Topeka The "rubber stamp" incident continues to reverberate in the Statehouse.
Peter Brownlie, president and chief executive officer of Planned Parenthood of Kansas and Mid-Missouri, has written a letter critical of the way Kari Ann Rinker, state coordinator for the Kansas chapter of the National Organization for Women, delivered testimony last week in opposition to an abortion regulation bill.
Rinker, pulled an ink pad and rubber stamp from a paper bag, and told the House Federal and State Affairs Committee that since they had the votes to approve the bill to just go ahead and "rubber stamp" it. She also said the committee treated a Kansas NOW shabbily last year during testimony.
Several committee members criticized Rinker.
In a letter to the committee, Brownlie didn't mention Rinker by name, but said Planned Parenthood regretted testimony given that offended some on the committee. "As a trusted health care provider, Planned Parenthood's representatives always maintain a professional tone and respect for the legislative process and we hope others, regardless of their position on abortion, will do the same," Brownlie said.

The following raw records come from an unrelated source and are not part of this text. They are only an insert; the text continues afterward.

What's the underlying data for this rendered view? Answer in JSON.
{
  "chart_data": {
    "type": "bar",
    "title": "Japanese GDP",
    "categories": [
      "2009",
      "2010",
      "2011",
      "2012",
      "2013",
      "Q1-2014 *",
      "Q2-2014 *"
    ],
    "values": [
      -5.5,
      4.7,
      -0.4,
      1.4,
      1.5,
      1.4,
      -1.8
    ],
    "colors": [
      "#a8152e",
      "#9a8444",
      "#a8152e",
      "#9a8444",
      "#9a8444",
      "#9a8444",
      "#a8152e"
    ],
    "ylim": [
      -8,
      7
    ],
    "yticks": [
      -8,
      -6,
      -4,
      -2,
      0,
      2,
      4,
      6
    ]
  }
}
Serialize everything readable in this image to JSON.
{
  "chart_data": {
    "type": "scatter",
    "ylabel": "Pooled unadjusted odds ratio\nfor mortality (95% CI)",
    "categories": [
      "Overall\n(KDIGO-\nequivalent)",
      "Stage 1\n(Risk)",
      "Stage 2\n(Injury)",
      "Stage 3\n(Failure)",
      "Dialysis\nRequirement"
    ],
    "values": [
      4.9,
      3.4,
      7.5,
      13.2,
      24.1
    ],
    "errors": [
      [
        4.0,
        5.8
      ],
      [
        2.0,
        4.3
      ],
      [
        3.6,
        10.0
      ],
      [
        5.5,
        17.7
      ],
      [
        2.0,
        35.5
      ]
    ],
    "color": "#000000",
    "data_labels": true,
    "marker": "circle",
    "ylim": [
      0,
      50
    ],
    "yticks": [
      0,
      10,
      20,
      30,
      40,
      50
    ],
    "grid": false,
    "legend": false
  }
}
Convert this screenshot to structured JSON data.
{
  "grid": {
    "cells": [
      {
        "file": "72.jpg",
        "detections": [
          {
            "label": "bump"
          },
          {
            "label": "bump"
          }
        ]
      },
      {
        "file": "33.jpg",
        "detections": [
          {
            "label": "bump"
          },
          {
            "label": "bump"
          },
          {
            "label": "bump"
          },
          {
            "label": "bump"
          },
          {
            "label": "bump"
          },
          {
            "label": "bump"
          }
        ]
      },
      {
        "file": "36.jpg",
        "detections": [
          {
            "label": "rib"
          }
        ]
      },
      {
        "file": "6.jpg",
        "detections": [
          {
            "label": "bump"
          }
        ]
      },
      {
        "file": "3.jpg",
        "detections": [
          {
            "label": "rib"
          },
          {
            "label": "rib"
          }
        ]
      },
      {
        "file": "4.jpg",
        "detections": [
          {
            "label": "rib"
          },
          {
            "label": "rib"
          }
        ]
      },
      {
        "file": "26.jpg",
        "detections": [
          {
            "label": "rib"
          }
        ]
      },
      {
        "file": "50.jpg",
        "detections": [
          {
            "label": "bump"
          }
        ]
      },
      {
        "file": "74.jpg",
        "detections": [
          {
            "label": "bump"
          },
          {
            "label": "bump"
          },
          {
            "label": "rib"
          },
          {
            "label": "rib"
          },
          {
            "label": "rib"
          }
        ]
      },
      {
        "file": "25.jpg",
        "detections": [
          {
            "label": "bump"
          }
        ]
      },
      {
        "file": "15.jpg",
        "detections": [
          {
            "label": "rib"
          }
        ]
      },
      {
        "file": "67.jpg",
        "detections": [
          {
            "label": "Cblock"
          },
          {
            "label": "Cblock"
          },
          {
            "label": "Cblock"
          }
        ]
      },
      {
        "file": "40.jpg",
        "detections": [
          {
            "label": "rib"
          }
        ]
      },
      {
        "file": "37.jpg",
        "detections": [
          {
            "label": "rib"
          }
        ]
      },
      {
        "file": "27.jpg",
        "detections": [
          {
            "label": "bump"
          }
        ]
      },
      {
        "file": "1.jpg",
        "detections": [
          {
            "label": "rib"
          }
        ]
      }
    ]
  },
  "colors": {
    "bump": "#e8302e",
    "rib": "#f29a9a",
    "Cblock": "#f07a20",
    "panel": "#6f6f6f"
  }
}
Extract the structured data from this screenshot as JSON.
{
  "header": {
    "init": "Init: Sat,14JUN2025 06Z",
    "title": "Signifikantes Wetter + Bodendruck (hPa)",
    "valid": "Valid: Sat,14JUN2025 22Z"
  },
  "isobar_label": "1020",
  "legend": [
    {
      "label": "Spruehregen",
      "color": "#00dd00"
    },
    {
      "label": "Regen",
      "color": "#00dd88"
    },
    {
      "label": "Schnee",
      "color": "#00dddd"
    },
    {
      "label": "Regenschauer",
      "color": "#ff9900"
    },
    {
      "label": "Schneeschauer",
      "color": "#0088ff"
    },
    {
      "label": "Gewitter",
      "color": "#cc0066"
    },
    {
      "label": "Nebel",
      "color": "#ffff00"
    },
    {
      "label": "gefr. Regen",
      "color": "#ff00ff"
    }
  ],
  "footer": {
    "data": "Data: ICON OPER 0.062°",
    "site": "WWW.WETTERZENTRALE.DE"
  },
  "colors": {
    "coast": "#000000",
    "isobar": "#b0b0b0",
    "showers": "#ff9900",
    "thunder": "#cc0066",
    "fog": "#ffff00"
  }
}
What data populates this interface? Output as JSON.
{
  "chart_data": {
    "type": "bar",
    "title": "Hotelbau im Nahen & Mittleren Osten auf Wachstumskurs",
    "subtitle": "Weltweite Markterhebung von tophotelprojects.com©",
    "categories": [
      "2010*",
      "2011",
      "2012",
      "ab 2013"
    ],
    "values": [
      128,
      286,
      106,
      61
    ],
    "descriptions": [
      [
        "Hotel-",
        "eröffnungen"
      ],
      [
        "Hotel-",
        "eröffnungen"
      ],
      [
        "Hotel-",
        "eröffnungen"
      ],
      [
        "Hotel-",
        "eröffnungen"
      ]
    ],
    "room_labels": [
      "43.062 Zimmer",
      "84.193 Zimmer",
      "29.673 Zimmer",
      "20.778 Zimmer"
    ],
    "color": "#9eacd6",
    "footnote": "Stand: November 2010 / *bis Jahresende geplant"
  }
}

In a piece Rinker wrote for Reproductive & Sexual Health Justice, she was unapologetic, saying that after years of offering testimony against numerous abortion bills approved by the Legislature, she tried a different tactic. She wrote: "So, how does a women’s reproductive rights advocate work within this establishment as it currently exists? We can stand before them, present all of the facts, try to encourage the legislative committees to consider science and not manufactured pseudo-science and withstand the barrage of ideologically driven, irrelevant line of questioning, thank them and then proceed home to lick our wounds and mourn our losses … or we can step outside of “protocol," challenge the norms and speak truth to power with every ounce of energy we have. This week, I choose the latter. I took a risk and I challenged the process itself, rather than focusing on the details of the latest and greatest legislative attack. I used a visual aid and I really, really ticked some people off."
Last year, Rinker had brought three spare tires to the Capitol in protest of comments made by state Rep. Pete DeGraaf, R-Mulvane.
During debate on a bill requiring women to buy additional insurance to cover abortion, state Rep. Barbara Bollier, R-Mission Hills, noted that abortions would not be covered for cases of rape and incest.
DeGraaf responded, “We do need to plan ahead, don’t we, in life?”
Bollier then asked, “And so, women need to plan ahead for issues that they have no control over with pregnancy?”
DeGraaf responded, “I have a spare tire in my car. I also have life insurance. I have a lot of things that I plan ahead for.”
Rinker said the remarks trivialized rape and were demeaning to women.